К тому времени организация обороны была устроена следующим образом. Чета Алексича была разделена на три пехотных взвода и взвод поддержки. Последний имел в вооружении безотказное орудие, 20-ти миллиметровую автоматическую пушку, два миномета 82 мм, несколько гранатометов М-57 (местный югославский гранатомет калибра 44 мм) и «Осу» (калибра 90 мм), пару снайперских винтовок 7,92 мм, станковый пулемет 12,7 мм калибра «Бровингер». Кроме того, рядом со штабом четы, где жил Алексич с женой Верой, находился батальонный узел связи. Каждый пехотный взвод был ответственен за один из трех бункеров, в которых мы дежурили по 4–5 часов, в составе 4–5 человек, с отдыхом по 12 часов. Часто из-за этих дежурств возникали разногласия, но самыми дисциплинированными были бойцы 50-60- тилетнего возраста: поэтому командование чет противилось снятию с боевого учета этой категории. Они отлично подходили для таких дежурств, в которых по существу, ничего сложного не было. Противник постреливал редко, а сербы предпочитали его зря не тревожить. Жилые дома начинались зачастую в десятке метров от позиций, а на расстоянии 50 метров пустых домов почти не было. Поэтому никто не хотел стрелять, так как могли пострадать чьи-то семьи. Свободное время сербы часто проводили за сигаретой и чашечкой кофе, приготовленного по-турецки. Кофе пили, как правило, в обязательных разговорах, в чем сербы большие мастера.
Многие меня расспрашивали о России, сторонниками которой, по их же словам, они являлись. Как правило, кляли Горбачева, высказывали предположение, что Ельцин является хорватом. Уверяли, что к Западу, чье влияние в местной среде было весьма заметным, симпатий не испытывали. Раздраженно говорили о вмешательстве Запада в «югославские дела», особенно возмущались его экономической и военной помощью хорватам и мусульманам. Некоторые надеялись, что Россия поможет им выйти их этого конфликта. Я же не хотел их разочаровывать и эту тему дипломатично обходил. Мой приезд для них был приятен, так как многие их друзья и родные остались в неприятельской части «у балии», другие — уехали в Сербию, Черногорию, а то и на Запад, так что у меня ни каких проблем, ни с кем не возникало. А если я кому-то не нравился, то это проявлялось весьма безобидно, по сравнению с той средой, откуда я приехал. Честно говоря, большое внимание к своей персоне мне не очень нравилось, тем более, я считал, что не заслужил такое отношение.

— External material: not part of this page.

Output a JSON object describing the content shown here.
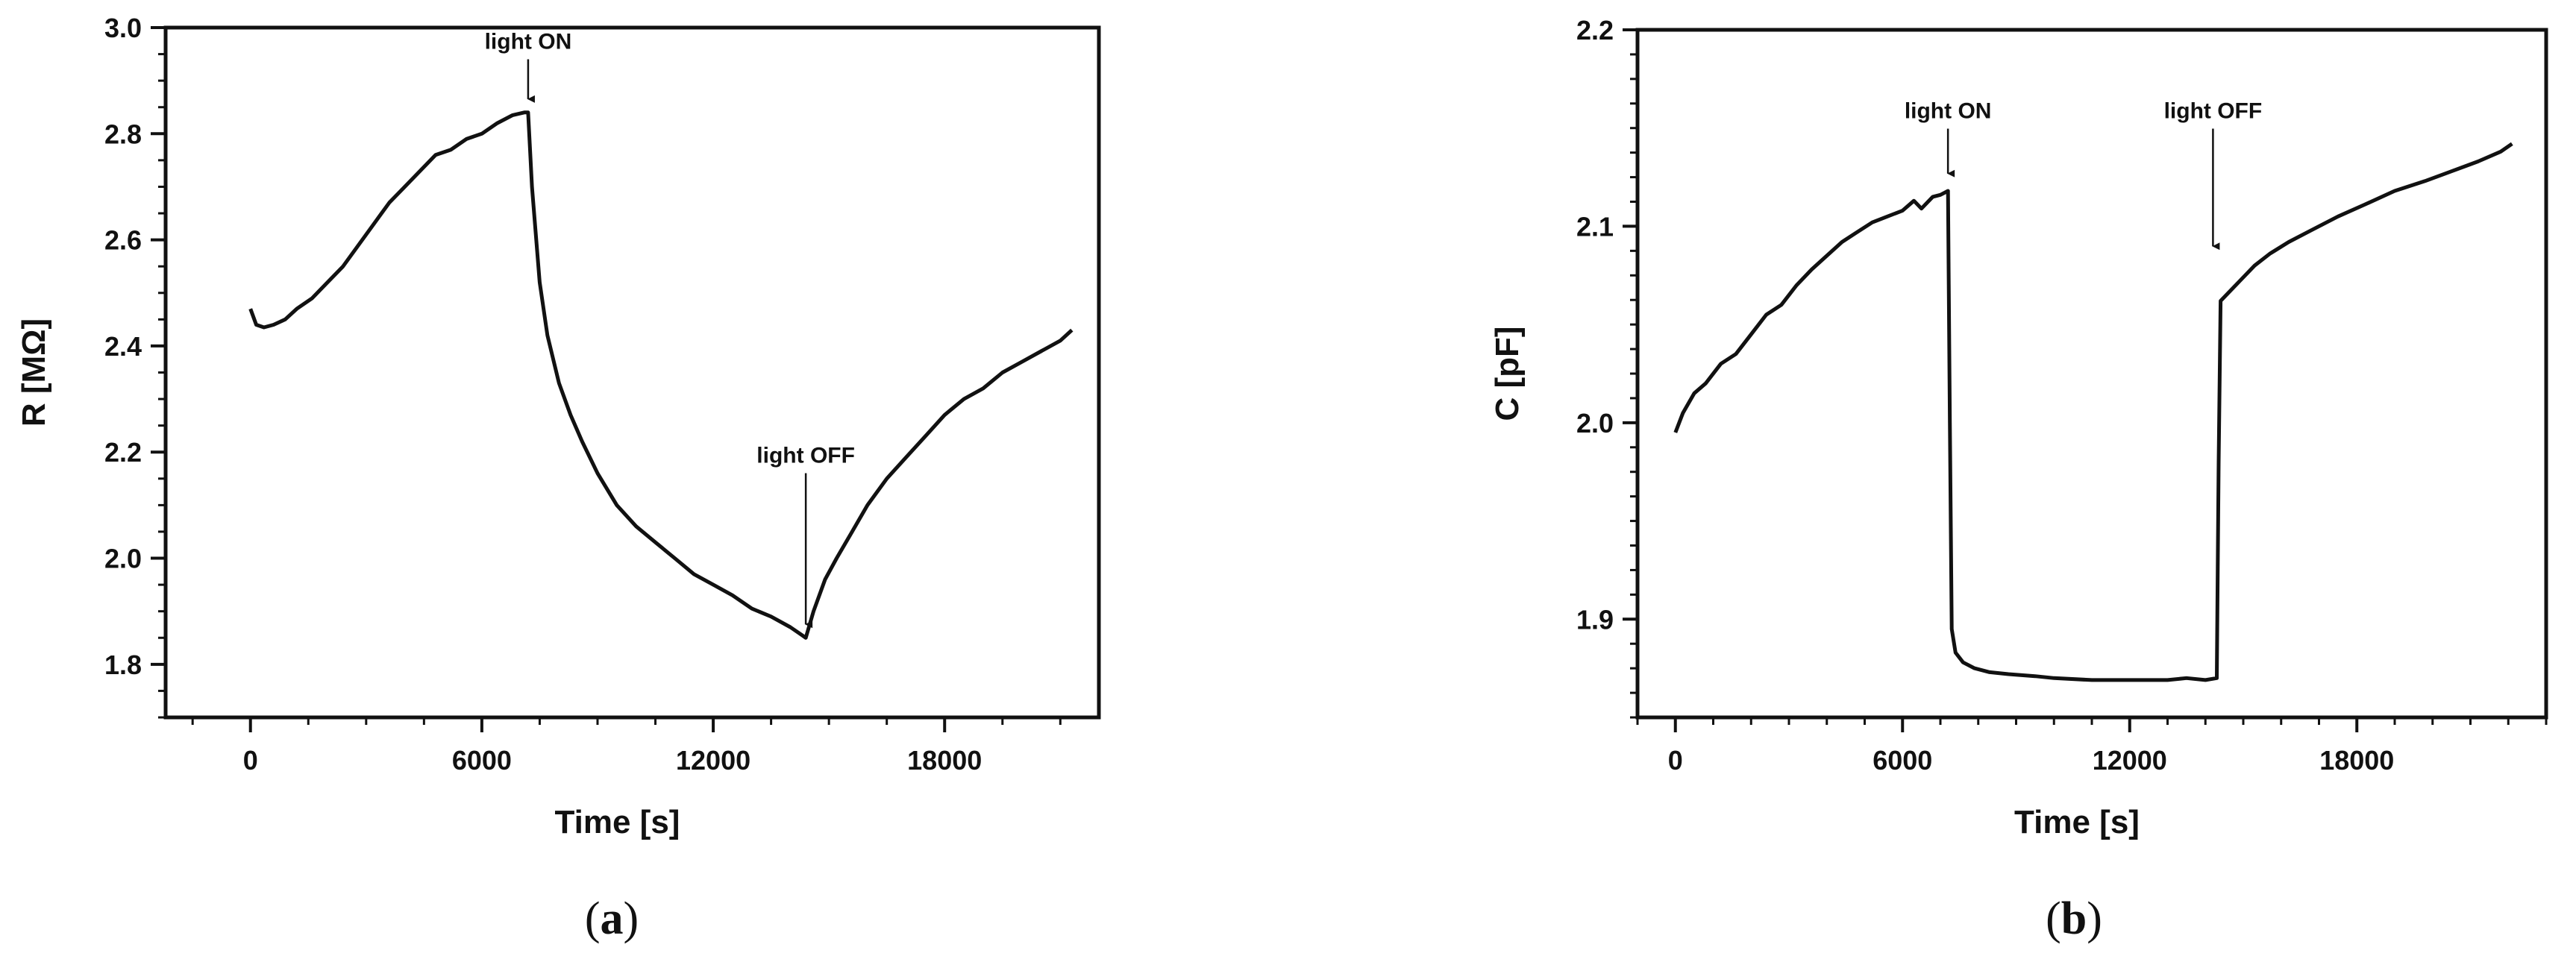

В сербскую среду я собственно потому и отправился, чтобы лучше узнать сербов, познакомиться с их бытом. Я помнил «Хохла», который пробыл среди сербов чуть больше двух месяцев и уверял, что они воюют только потому, что им ежемесячно выплачивают по 200 — 300 марок. Мне вообще действовали на нервы некоторые наши ветераны, всем недовольные, словно они приехали сюда из Парижа или Нью-Йорка, а не из охваченной всеобщим кризисом страны, где не слишком нуждались в военных героях, а на улицах погибало людей больше, чем во всей югославской войне за то же время.